- Born: Grenada
- Career
- Country: United Kingdom
- Website: www.bbc.co.uk/programmes/p001d73y

= Mike Shaft =

UK radio presenter

Mike Shaft is a UK based radio presenter, who has been active in British broadcasting for over forty years. During his career Shaft has presented programmes for Piccadilly Radio, Jazz FM, BBC Radio Manchester and Mike Shaft's Music and Radio Office. He also has enjoyed a stint on television where he was a presenter on the BBC daytime Open Air programme.

In 2017 Shaft's Radio Manchester show won the national, Jerusalem Award – recognised as "a delightful presentational style and truly fitting of the great city from which it comes….willing to ask any question and to leave questions open, this is 21st century religious broadcasting".

==Career==
Shaft was born in Grenada and moved to the UK in 1968. He currently resides in Manchester.

Shaft began his broadcasting career in 1978 when he joined Piccadilly Radio on a freelance basis and in 1980 he was given his own weekly programme. In 1987 he left Piccadilly and joined BBC Radio Manchester as a presenter of the weekly soul music show, it was during his first stint on Radio Manchester that Mike was offered a presenting job on television, he was one of the presenters for Open Air and was a co-presenter for two series. Soon after he began presenting episodes of Open Air, Shaft fulfilled the position of the Drivetime show on Radio Manchester.

In 1989 he left Radio Manchester in order to set up Sunset Radio, where he became Managing Director and Programme Controller. The station proved popular with listeners, but Shaft left the station in 1990 due to disagreement with some members of the Board about the direction that the station was taking. Following his resignation Shaft began working for various radio stations across the North West of England, these included Marcher Sound, Piccadilly Gold, Piccadilly Key 103 and Wear FM. During this time, Mike also co-presented a television series for Central Television called One World. In 1990 Shaft also appeared as a radio host in Coronation Street, interviewing Alec and Bet Gilroy at the Rover's Return.

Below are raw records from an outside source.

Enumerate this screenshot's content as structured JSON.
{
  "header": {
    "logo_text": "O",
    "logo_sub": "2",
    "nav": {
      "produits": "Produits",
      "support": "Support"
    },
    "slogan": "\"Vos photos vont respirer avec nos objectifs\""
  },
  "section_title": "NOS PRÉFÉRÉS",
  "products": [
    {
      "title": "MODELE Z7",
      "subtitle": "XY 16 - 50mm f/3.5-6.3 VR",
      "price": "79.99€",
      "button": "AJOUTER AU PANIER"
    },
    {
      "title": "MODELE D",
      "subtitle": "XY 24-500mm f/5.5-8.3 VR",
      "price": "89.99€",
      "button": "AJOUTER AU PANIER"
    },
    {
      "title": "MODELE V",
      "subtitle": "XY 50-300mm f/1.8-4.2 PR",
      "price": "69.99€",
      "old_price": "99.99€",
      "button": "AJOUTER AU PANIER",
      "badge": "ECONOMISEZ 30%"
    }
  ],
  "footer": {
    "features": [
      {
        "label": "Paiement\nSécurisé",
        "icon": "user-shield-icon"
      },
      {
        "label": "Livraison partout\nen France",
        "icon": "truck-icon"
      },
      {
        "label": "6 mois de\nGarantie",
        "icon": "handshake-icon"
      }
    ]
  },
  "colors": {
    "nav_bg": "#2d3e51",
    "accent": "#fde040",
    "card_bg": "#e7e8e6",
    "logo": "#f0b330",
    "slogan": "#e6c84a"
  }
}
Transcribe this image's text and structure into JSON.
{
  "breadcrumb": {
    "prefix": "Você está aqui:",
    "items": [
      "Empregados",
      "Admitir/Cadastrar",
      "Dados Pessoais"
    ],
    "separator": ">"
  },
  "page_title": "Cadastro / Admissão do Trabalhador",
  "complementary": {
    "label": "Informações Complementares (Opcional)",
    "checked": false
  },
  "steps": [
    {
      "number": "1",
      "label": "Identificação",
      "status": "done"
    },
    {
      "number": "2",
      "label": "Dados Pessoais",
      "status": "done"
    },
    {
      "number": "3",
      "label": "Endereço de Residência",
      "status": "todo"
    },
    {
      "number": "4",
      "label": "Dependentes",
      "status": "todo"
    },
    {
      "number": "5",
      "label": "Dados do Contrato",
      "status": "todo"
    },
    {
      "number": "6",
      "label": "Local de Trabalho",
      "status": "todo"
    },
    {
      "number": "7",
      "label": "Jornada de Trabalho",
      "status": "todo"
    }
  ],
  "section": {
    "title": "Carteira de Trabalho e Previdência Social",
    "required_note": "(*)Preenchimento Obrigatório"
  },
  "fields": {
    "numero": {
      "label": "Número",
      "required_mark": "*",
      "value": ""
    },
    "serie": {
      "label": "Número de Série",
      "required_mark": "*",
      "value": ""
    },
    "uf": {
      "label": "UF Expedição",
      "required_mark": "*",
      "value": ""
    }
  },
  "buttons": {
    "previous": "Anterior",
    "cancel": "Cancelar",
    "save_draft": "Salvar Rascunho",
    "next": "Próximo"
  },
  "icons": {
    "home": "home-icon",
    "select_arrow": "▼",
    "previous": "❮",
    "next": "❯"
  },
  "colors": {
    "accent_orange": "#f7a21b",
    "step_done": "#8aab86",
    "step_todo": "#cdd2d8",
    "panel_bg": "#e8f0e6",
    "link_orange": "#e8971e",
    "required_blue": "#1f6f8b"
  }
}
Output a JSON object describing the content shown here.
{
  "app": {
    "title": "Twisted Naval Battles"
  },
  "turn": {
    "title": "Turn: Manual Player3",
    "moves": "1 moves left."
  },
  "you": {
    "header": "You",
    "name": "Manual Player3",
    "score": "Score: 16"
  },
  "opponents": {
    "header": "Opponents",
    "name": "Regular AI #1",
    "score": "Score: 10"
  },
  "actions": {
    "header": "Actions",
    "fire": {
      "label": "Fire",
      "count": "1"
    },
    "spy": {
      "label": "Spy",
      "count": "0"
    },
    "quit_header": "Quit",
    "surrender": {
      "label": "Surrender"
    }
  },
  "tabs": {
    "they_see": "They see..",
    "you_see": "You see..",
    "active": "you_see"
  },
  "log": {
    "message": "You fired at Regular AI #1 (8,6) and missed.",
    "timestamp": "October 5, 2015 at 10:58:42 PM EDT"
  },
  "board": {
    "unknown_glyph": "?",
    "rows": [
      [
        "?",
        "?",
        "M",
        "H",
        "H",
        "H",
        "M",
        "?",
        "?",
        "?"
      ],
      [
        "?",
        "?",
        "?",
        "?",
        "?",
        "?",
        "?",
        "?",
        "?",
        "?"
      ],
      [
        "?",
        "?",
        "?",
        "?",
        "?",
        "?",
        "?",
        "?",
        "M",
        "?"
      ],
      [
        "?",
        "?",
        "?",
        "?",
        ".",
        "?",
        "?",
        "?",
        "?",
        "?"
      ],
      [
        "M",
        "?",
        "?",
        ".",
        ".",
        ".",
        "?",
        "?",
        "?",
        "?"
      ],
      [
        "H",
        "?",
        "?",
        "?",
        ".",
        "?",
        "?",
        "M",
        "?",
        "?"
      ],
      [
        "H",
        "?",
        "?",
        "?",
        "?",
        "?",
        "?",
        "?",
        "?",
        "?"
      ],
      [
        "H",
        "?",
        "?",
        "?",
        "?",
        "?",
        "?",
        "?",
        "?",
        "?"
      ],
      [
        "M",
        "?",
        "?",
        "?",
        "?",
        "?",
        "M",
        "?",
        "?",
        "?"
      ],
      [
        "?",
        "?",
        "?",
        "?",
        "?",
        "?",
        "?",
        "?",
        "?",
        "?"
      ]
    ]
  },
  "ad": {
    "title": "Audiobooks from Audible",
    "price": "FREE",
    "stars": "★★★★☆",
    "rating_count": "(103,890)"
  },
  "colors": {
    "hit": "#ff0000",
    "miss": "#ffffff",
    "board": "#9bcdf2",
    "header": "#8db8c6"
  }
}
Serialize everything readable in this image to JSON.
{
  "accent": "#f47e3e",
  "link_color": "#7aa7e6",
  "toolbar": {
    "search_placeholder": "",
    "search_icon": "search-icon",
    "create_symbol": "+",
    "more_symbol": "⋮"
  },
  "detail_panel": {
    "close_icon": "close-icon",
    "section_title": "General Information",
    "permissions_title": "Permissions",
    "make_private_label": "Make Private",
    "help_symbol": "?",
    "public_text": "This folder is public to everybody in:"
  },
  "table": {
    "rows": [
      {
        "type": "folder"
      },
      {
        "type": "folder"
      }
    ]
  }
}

Shaft returned to frontline broadcasting in 1993 when he presented the mid-morning programme on The Bay, during his stint he was also head of promotion for The Bay. In 1996 he left The Bay in order to work for Jazz FM and The Christian Broadcasting station Reach FM in Bolton. Additionally Shaft returned to Piccadilly Radio in 1993, where he became Head of Music and also fronted the late night show Takin’ care of business for seven years, which featured briefly in the first episode of Cold Feet's fourth series.

On television Shaft was Sky Television's basketball commentator during the mid-1990s, he has presented programmes for The Christian Channel and regularly contributed to BBC Breakfast.

He later presented the Sunday morning breakfast show on BBC Radio Manchester, hosting his final programme on 27 March 2022.